GUIDELINE 11.8.6 – THE DEFENSE CASE AT THE SENTENCING PHASE

A. Counsel should present to the sentencing entity or entities all reasonably available evidence in mitigation unless there are strong strategic reasons to forego some portion of such evidence.

B. Among the topics counsel should consider presenting are;

1. Medical history (including mental and physical illness or injury, alcohol and drug use, birth trauma and developmental delays);
2. Educational history (including achievement, performance and behavior, special educational needs including cognitive limitations and learning disabilities) and opportunity or lack thereof;
3. Military service, (including length and type of service, conduct, and special training);
4. Employment and training history (including skills and performance, and barriers to employability);
5. Family, and social history (including physical, sexual or emotional abuse, neighborhood surroundings and peer influence); and other cultural or religion influence, professional intervention (by medical personnel, social workers, law enforcement personnel, clergy or others) or lack thereof; prior correctional experience (including conduct on supervision and in institutions, education or training, and clinical services);
6. Rehabilitative potential of the client.
7. Record of prior offenses (adult and juvenile), especially where there is no record, a short record, or a record of non-violent offenses.
8. Expert testimony concerning any of the above and the resulting impact on the client, relating to the offense and to the client's potential at the time of sentencing.
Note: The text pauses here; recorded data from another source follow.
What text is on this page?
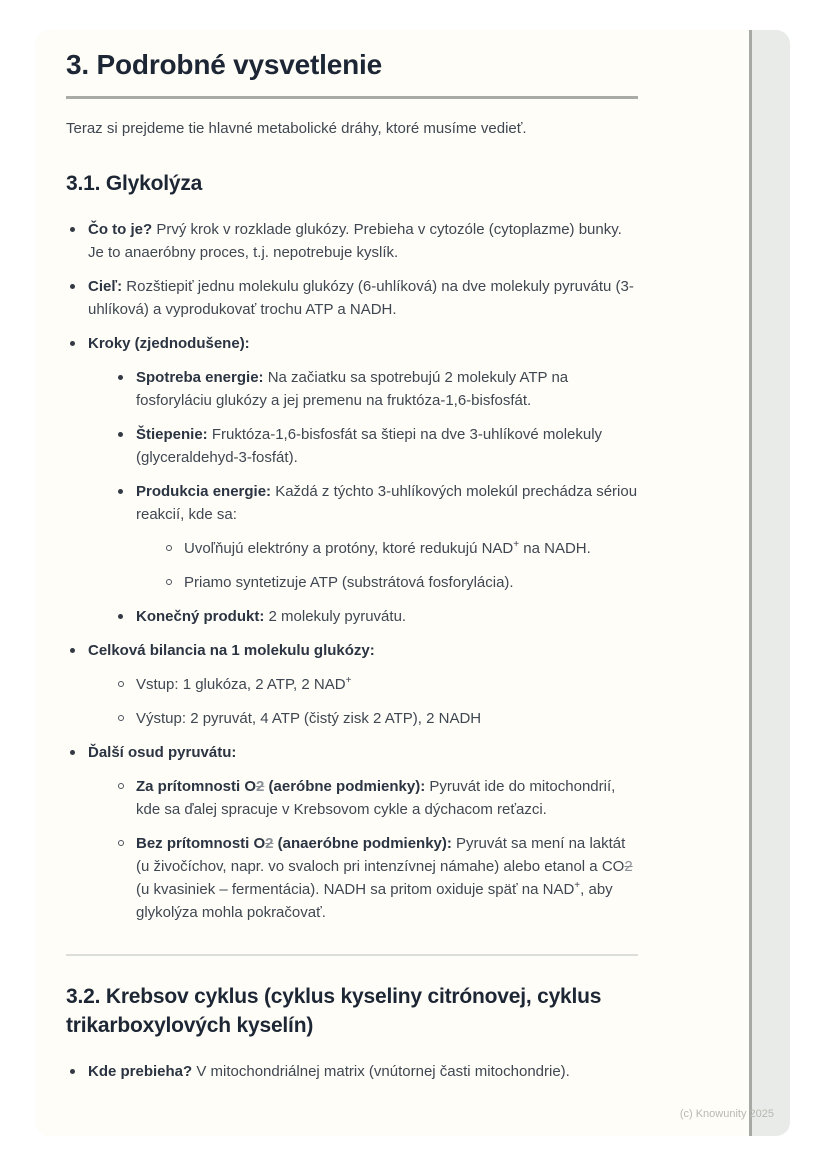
3. Podrobné vysvetlenie

Teraz si prejdeme tie hlavné metabolické dráhy, ktoré musíme vedieť.

3.1. Glykolýza
Čo to je? Prvý krok v rozklade glukózy. Prebieha v cytozóle (cytoplazme) bunky. Je to anaeróbny proces, t.j. nepotrebuje kyslík.
Cieľ: Rozštiepiť jednu molekulu glukózy (6-uhlíková) na dve molekuly pyruvátu (3-uhlíková) a vyprodukovať trochu ATP a NADH.
Kroky (zjednodušene):
Spotreba energie: Na začiatku sa spotrebujú 2 molekuly ATP na fosforyláciu glukózy a jej premenu na fruktóza-1,6-bisfosfát.
Štiepenie: Fruktóza-1,6-bisfosfát sa štiepi na dve 3-uhlíkové molekuly (glyceraldehyd-3-fosfát).
Produkcia energie: Každá z týchto 3-uhlíkových molekúl prechádza sériou reakcií, kde sa:
Uvoľňujú elektróny a protóny, ktoré redukujú NAD+ na NADH.
Priamo syntetizuje ATP (substrátová fosforylácia).
Konečný produkt: 2 molekuly pyruvátu.
Celková bilancia na 1 molekulu glukózy:
Vstup: 1 glukóza, 2 ATP, 2 NAD+
Výstup: 2 pyruvát, 4 ATP (čistý zisk 2 ATP), 2 NADH
Ďalší osud pyruvátu:
Za prítomnosti O2 (aeróbne podmienky): Pyruvát ide do mitochondrií, kde sa ďalej spracuje v Krebsovom cykle a dýchacom reťazci.
Bez prítomnosti O2 (anaeróbne podmienky): Pyruvát sa mení na laktát (u živočíchov, napr. vo svaloch pri intenzívnej námahe) alebo etanol a CO2 (u kvasiniek – fermentácia). NADH sa pritom oxiduje späť na NAD+, aby glykolýza mohla pokračovať.
3.2. Krebsov cyklus (cyklus kyseliny citrónovej, cyklus trikarboxylových kyselín)
Kde prebieha? V mitochondriálnej matrix (vnútornej časti mitochondrie).
(c) Knowunity 2025
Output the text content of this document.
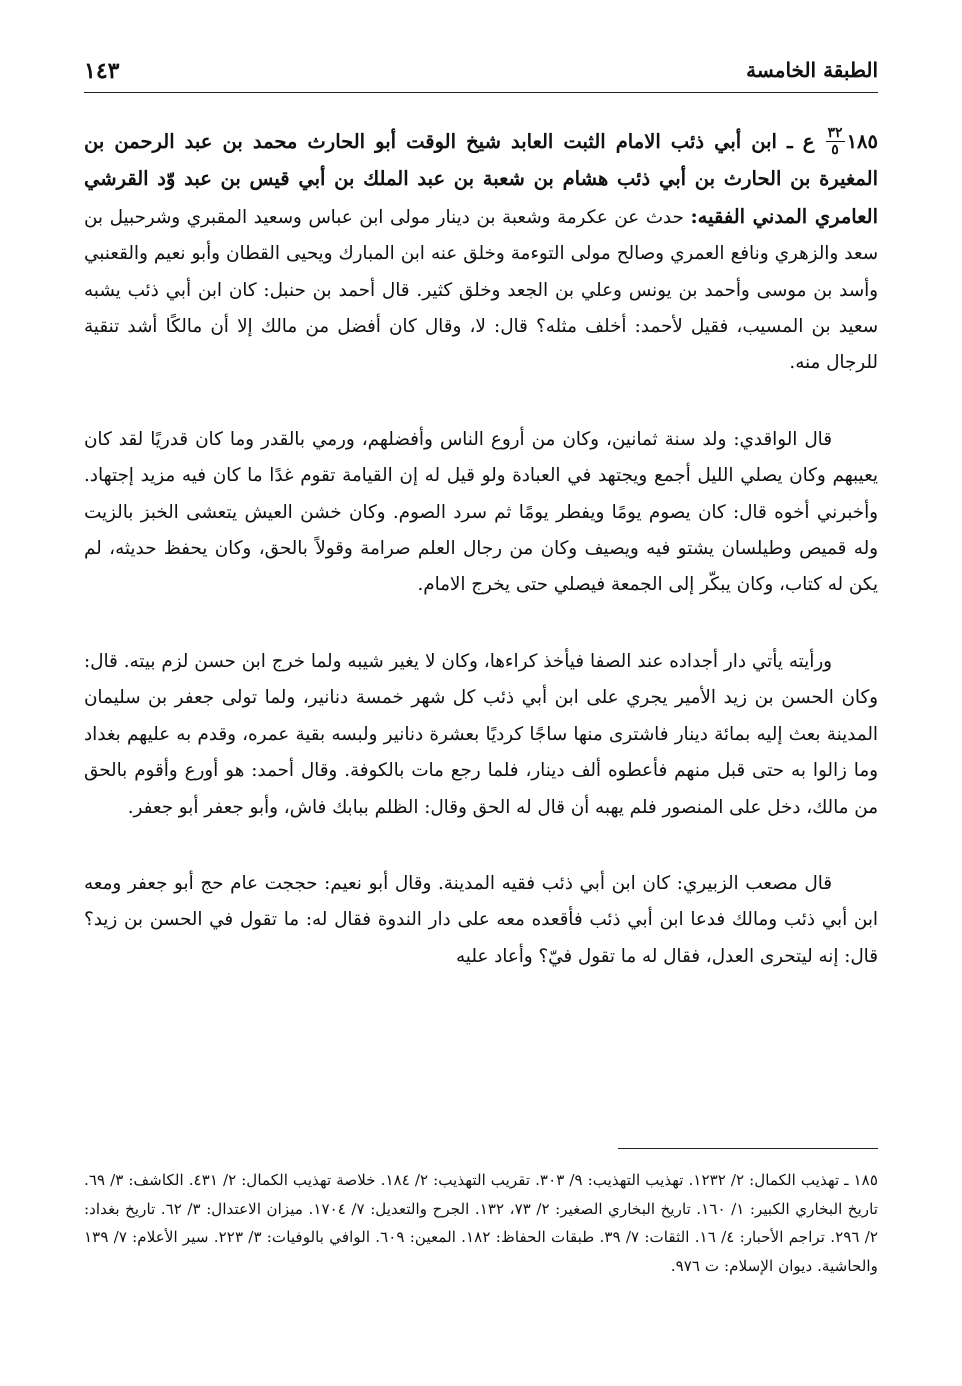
الطبقة الخامسة
١٤٣

١٨٥
$\frac{٣٢}{٥}$
ع ـ ابن أبي ذئب الامام الثبت العابد شيخ الوقت أبو الحارث محمد بن عبد الرحمن بن المغيرة بن الحارث بن أبي ذئب هشام بن شعبة بن عبد الملك بن أبي قيس بن عبد وّد القرشي العامري المدني الفقيه: حدث عن عكرمة وشعبة بن دينار مولى ابن عباس وسعيد المقبري وشرحبيل بن سعد والزهري ونافع العمري وصالح مولى التوءمة وخلق عنه ابن المبارك ويحيى القطان وأبو نعيم والقعنبي وأسد بن موسى وأحمد بن يونس وعلي بن الجعد وخلق كثير. قال أحمد بن حنبل: كان ابن أبي ذئب يشبه سعيد بن المسيب، فقيل لأحمد: أخلف مثله؟ قال: لا، وقال كان أفضل من مالك إلا أن مالكًا أشد تنقية للرجال منه.

قال الواقدي: ولد سنة ثمانين، وكان من أروع الناس وأفضلهم، ورمي بالقدر وما كان قدريًا لقد كان يعيبهم وكان يصلي الليل أجمع ويجتهد في العبادة ولو قيل له إن القيامة تقوم غدًا ما كان فيه مزيد إجتهاد. وأخبرني أخوه قال: كان يصوم يومًا ويفطر يومًا ثم سرد الصوم. وكان خشن العيش يتعشى الخبز بالزيت وله قميص وطيلسان يشتو فيه ويصيف وكان من رجال العلم صرامة وقولاً بالحق، وكان يحفظ حديثه، لم يكن له كتاب، وكان يبكّر إلى الجمعة فيصلي حتى يخرج الامام.

ورأيته يأتي دار أجداده عند الصفا فيأخذ كراءها، وكان لا يغير شيبه ولما خرج ابن حسن لزم بيته. قال: وكان الحسن بن زيد الأمير يجري على ابن أبي ذئب كل شهر خمسة دنانير، ولما تولى جعفر بن سليمان المدينة بعث إليه بمائة دينار فاشترى منها ساجًا كرديًا بعشرة دنانير ولبسه بقية عمره، وقدم به عليهم بغداد وما زالوا به حتى قبل منهم فأعطوه ألف دينار، فلما رجع مات بالكوفة. وقال أحمد: هو أورع وأقوم بالحق من مالك، دخل على المنصور فلم يهبه أن قال له الحق وقال: الظلم ببابك فاش، وأبو جعفر أبو جعفر.

قال مصعب الزبيري: كان ابن أبي ذئب فقيه المدينة. وقال أبو نعيم: حججت عام حج أبو جعفر ومعه ابن أبي ذئب ومالك فدعا ابن أبي ذئب فأقعده معه على دار الندوة فقال له: ما تقول في الحسن بن زيد؟ قال: إنه ليتحرى العدل، فقال له ما تقول فيّ؟ وأعاد عليه

١٨٥ ـ تهذيب الكمال: ٢/ ١٢٣٢. تهذيب التهذيب: ٩/ ٣٠٣. تقريب التهذيب: ٢/ ١٨٤. خلاصة تهذيب الكمال: ٢/ ٤٣١. الكاشف: ٣/ ٦٩. تاريخ البخاري الكبير: ١/ ١٦٠. تاريخ البخاري الصغير: ٢/ ٧٣، ١٣٢. الجرح والتعديل: ٧/ ١٧٠٤. ميزان الاعتدال: ٣/ ٦٢. تاريخ بغداد: ٢/ ٢٩٦. تراجم الأحبار: ٤/ ١٦. الثقات: ٧/ ٣٩. طبقات الحفاظ: ١٨٢. المعين: ٦٠٩. الوافي بالوفيات: ٣/ ٢٢٣. سير الأعلام: ٧/ ١٣٩ والحاشية. ديوان الإسلام: ت ٩٧٦.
C. Counsel should consider all potential methods for offering mitigating evidence to the sentencing entity or entities, including witnesses, affidavits, reports (including, if appropriate, a defense presentence report which could include challenges to inaccurate, misleading or incomplete information contained in the official presentence report and/or offered by the prosecution, as well as information favorable to the client), letters and public records.

D. Counsel may consider having the client testify or speak during the closing argument of the sentencing phase.